Willoughby Tucker… really splits the difference between Preacher’s Daughter’s Americana-inflected dream-pop and the ambient and drone experiments that engulfed the left-turn Perverts EP. The pure pop moments that earned her a series of Lana Del Rey comparisons on the debut are basically gone, and what remains is an atmospheric, moody, dusty slowcore record, albeit one with a real pop sensibility in the songwriting.
Throughout, she gets ever closer to perfecting her modern take on Southern Gothic, one that uses the frayed slowcore of Bedhead and the malignant, Lynchian ambience of Stars of the Lid as touchstones of equal importance to country and Americana.
Without delving too deeply into the lore of the Ethel Cain records, something vast and fanatically studied by Cain’s most online fans, Willoughby Tucker appears on Preacher’s Daughter as a crucial side character on the piano ballad ‘A House in Nebraska’. A compelling, charming figure who is the great lost teenage love of Ethel Cain. He is the one that got away, and as such, this is a loose concept album of very bittersweet love songs, outbursts of passion coloured by a deep, cosmic melancholia.
The atmospheric ‘Willoughby’s Theme’, the instrumental second track, introduces this better than anything with words could – a soft-focus piano-led piece awash with astral shoegaze guitars introduces our protagonist, much in the same way Angelo Badalamenti’s meditative dream-pop score introduced Audrey Horne in Twin Peaks.
Meanwhile, ‘A Knock at the Door’ has an extended outro with the same technicolour soundtrack quality – forlorn fingerpicked guitar echoes Bill Callahan’s pastoral Americana miserablism, whilst Cain’s vocal harmonies give it a much more dreamlike quality, and banjo-driven lead single ‘Nettles’ is a gorgeous chamber-pop ode to the title character packed to the brim with fragile, wilting melodic ideas.
It is, however, when Cain really shows off her slowcore chops, that Willoughby Tucker… is at its absolute best.

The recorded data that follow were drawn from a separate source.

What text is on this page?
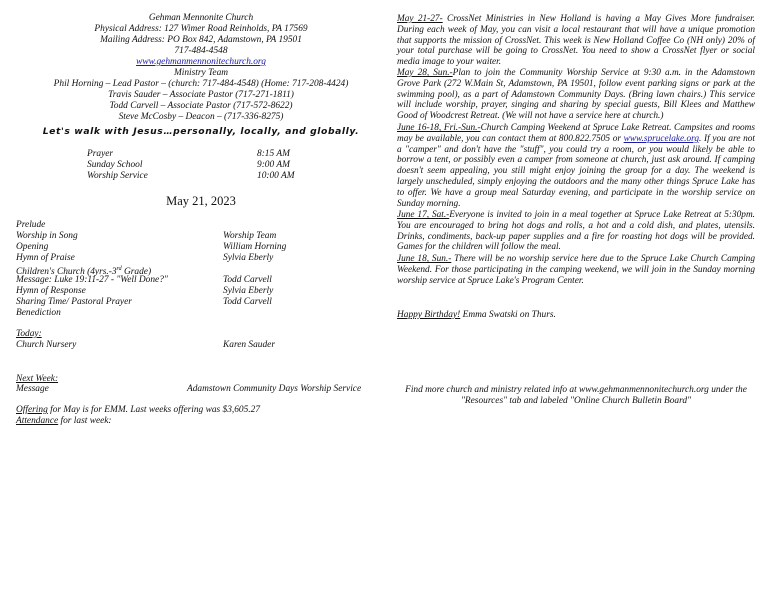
Gehman Mennonite Church
Physical Address: 127 Wimer Road Reinholds, PA 17569
Mailing Address: PO Box 842, Adamstown, PA 19501
717-484-4548
www.gehmanmennonitechurch.org
Ministry Team
Phil Horning – Lead Pastor – (church: 717-484-4548) (Home: 717-208-4424)
Travis Sauder – Associate Pastor (717-271-1811)
Todd Carvell – Associate Pastor (717-572-8622)
Steve McCosby – Deacon – (717-336-8275)
Let's walk with Jesus…personally, locally, and globally.
Prayer	8:15 AM
Sunday School	9:00 AM
Worship Service	10:00 AM
May 21, 2023
Prelude
Worship in Song	Worship Team
Opening	William Horning
Hymn of Praise	Sylvia Eberly
Children's Church (4yrs.-3rd Grade)
Message: Luke 19:11-27 - "Well Done?"	Todd Carvell
Hymn of Response	Sylvia Eberly
Sharing Time/ Pastoral Prayer	Todd Carvell
Benediction
Today:
Church Nursery	Karen Sauder
Next Week:
Message	Adamstown Community Days Worship Service
Offering for May is for EMM. Last weeks offering was $3,605.27
Attendance for last week:
May 21-27- CrossNet Ministries in New Holland is having a May Gives More fundraiser. During each week of May, you can visit a local restaurant that will have a unique promotion that supports the mission of CrossNet. This week is New Holland Coffee Co (NH only) 20% of your total purchase will be going to CrossNet. You need to show a CrossNet flyer or social media image to your waiter.
May 28, Sun.-Plan to join the Community Worship Service at 9:30 a.m. in the Adamstown Grove Park (272 W.Main St, Adamstown, PA 19501, follow event parking signs or park at the swimming pool), as a part of Adamstown Community Days. (Bring lawn chairs.) This service will include worship, prayer, singing and sharing by special guests, Bill Klees and Matthew Good of Woodcrest Retreat. (We will not have a service here at church.)
June 16-18, Fri.-Sun.-Church Camping Weekend at Spruce Lake Retreat. Campsites and rooms may be available, you can contact them at 800.822.7505 or www.sprucelake.org. If you are not a "camper" and don't have the "stuff", you could try a room, or you would likely be able to borrow a tent, or possibly even a camper from someone at church, just ask around. If camping doesn't seem appealing, you still might enjoy joining the group for a day. The weekend is largely unscheduled, simply enjoying the outdoors and the many other things Spruce Lake has to offer. We have a group meal Saturday evening, and participate in the worship service on Sunday morning.
June 17, Sat.-Everyone is invited to join in a meal together at Spruce Lake Retreat at 5:30pm. You are encouraged to bring hot dogs and rolls, a hot and a cold dish, and plates, utensils. Drinks, condiments, back-up paper supplies and a fire for roasting hot dogs will be provided. Games for the children will follow the meal.
June 18, Sun.- There will be no worship service here due to the Spruce Lake Church Camping Weekend. For those participating in the camping weekend, we will join in the Sunday morning worship service at Spruce Lake's Program Center.
Happy Birthday! Emma Swatski on Thurs.
Find more church and ministry related info at www.gehmanmennonitechurch.org under the
"Resources" tab and labeled "Online Church Bulletin Board"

Just as the first-wave slowcore bands were always at their best when they managed to evoke a kind of slow heaviness, a la ‘D’ by Codeine or ‘Lullaby’ by Low, Ethel Cain is no exception. ‘Dust Bowl’ glacially builds to a genuinely weighty crescendo with its spidery guitar riffs and reverb-laden drum machines, whilst the atonal guitars of ten-minute breakup song ‘Tempest’ ensure it reaches the same heaviness at its stormy summit.
With Willoughby Tucker… Ethel Cain cements her place in the musical landscape as a genuinely exploratory, divergent, creative voice in the mainstream. It is so rewarding to let the songs here slowly wash over you, they so beautifully unravel across their long runtimes. And whilst Preacher’s Daughter and Perverts have helped her amass a devoted fanbase for two very different reasons, Willoughby Tucker is the most complete, emotional and addictive Ethel Cain record to date.